Le Conseil du patronat milite contre une loi anti-scabs

Le Conseil du patronat avance, devant Ottawa, qu’une éventuelle loi anti-briseurs de grève mettrait à risque son rapport de force avec les travailleur·euses.

Alors que le gouvernement fédéral envisage une loi pour restreindre le recours aux briseurs de grève, le Conseil du patronat du Québec s’oppose, affirmant qu’une telle mesure risque de nuire à la confiance des marchés extérieurs. La crainte est infondée et le patronat l’utilise comme « épouvantail pour faire des pressions politiques », d’après Donald Noël, du Syndicat des Métallos.

Les craintes formulées par le Conseil du patronat du Québec (CPQ) ont été transmises dans un mémoire au gouvernement fédéral, alors que celui-ci concluait des consultations en vue d’un projet de loi pour encadrer le recours aux « travailleur·euses de remplacement » lors d’une grève ou d’un lock-out, dans les entreprises sous réglementation fédérale.

Bien que ce type de loi soit déjà en vigueur au Québec et en Colombie-Britannique, l’appliquer dans les secteurs de compétence fédérale (télécommunications, finance, transport aérien, etc.) risque de « déstabiliser l’équilibre des forces entre les employeurs et les syndicats », s’alarme Me Marie-Claude Perreault, vice-présidente Travail et affaires juridiques au CPQ.

Le CPQ argumente aussi qu’une tel encadrement plus serré du droit de grève pourrait faire souffrir la compétitivité internationale du Canada, ce qui risque d’affecter « les investissements étrangers et la création d’emplois ». Il avance de plus que cela pourrait priver des citoyen·nes de biens essentiels, liés à leur santé, par exemple, en cas de grève ou de lock-out.

Une lecture douteuse des données

Me Perreault, rédactrice du mémoire qui a été transmis au gouvernement fédéral, insiste sur le fait que le modèle québécois, qui protège plus fortement le droit de grève contre les « travailleur·euses de remplacement » rallonge la durée des conflits de travail.

Elle soutient, en entrevue, que les syndicats qui supposent le contraire, comme Unifor, sont partisans et qu’à l’opposé, les affirmations du patronat reposent sur des données scientifiques provenant « d’experts neutres qui n’ont pas de mandat partisan ».

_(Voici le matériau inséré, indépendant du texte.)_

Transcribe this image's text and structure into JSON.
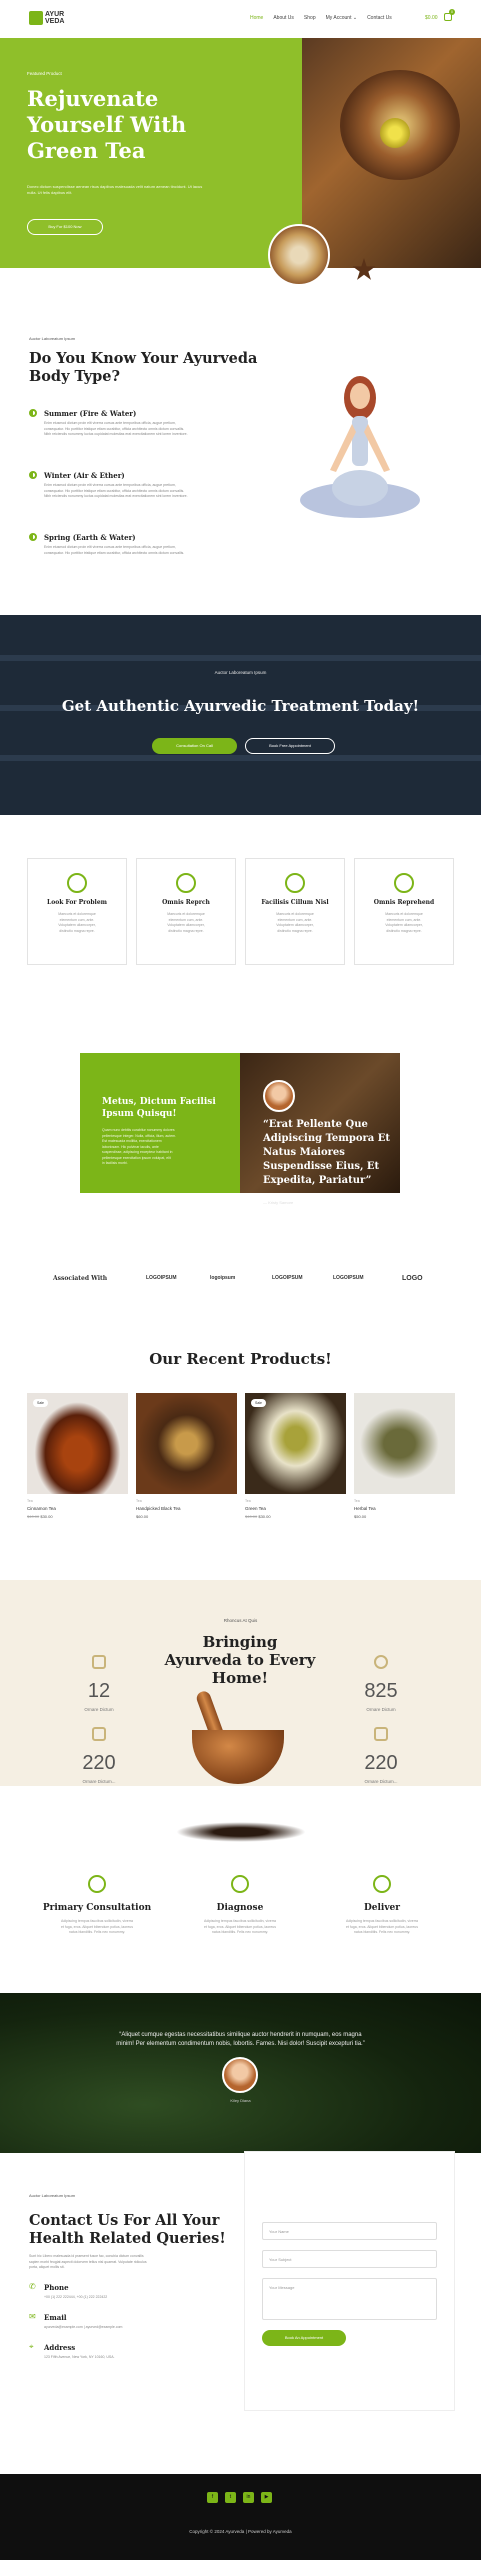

Or, dans la documentation que Me Perreault a transmise à Pivot, le seul passage qui mentionne la durée des arrêts de travail cite une étude de 2009 qui dément ses propos. On peut y lire que « l’interdiction de recourir à des travailleurs de remplacement réduisait la durée moyenne des grèves, mais cette durée revenait à la normale après deux ans ».

Réplique syndicale

Pour Donald Noël, adjoint à la direction du Syndicat des Métallos, l’existence de ce type de disposition au Québec contredit l’argument selon lequel le Canada perdrait la confiance des multinationales en allant dans la même direction. « Rio Tinto, Glenn Corporation, ABI, alouette! Ils vivent avec cette loi anti-scabs au Québec. »

« Oui, il y a des grèves, oui, il y a des lock-out, mais ça permet un rapport de force entre les parties », défend le Métallo. Il avance que sans ce type de loi, l’employeur domine le syndicat, ce qui éternise les conflits : l’employeur ne subit pas suffisamment de conséquences économiques durant les grèves ou les lock-out s’il peut recourir à des briseurs de grève, ce qui lui permet de prolonger le conflit, juge-t-il.

Pour illustrer pourquoi des syndicats comme le sien militent pour une loi anti-scabs à l’échelle fédérale depuis plusieurs années, M. Noël donne l’exemple des grévistes d’Océan remorquage. « L’employeur embauche des scabs à plusieurs fois le taux horaire des salariés qui sont en grève actuellement. »

Me Marie-Claude Perreault assure que la dynamique décrite par M. Noël est plus complexe. « Ce n’est pas jojo » pour les entreprises qui doivent embaucher des briseurs de grève, se désole-t-elle. D’après elle, c’est « à bout de bras » que les employeurs utilisent des « travailleurs de remplacement ». Le conflit de travail irrésolu à Océan remorquage où l’employeur use de briseurs de grève dure pourtant depuis le 20 juin dernier.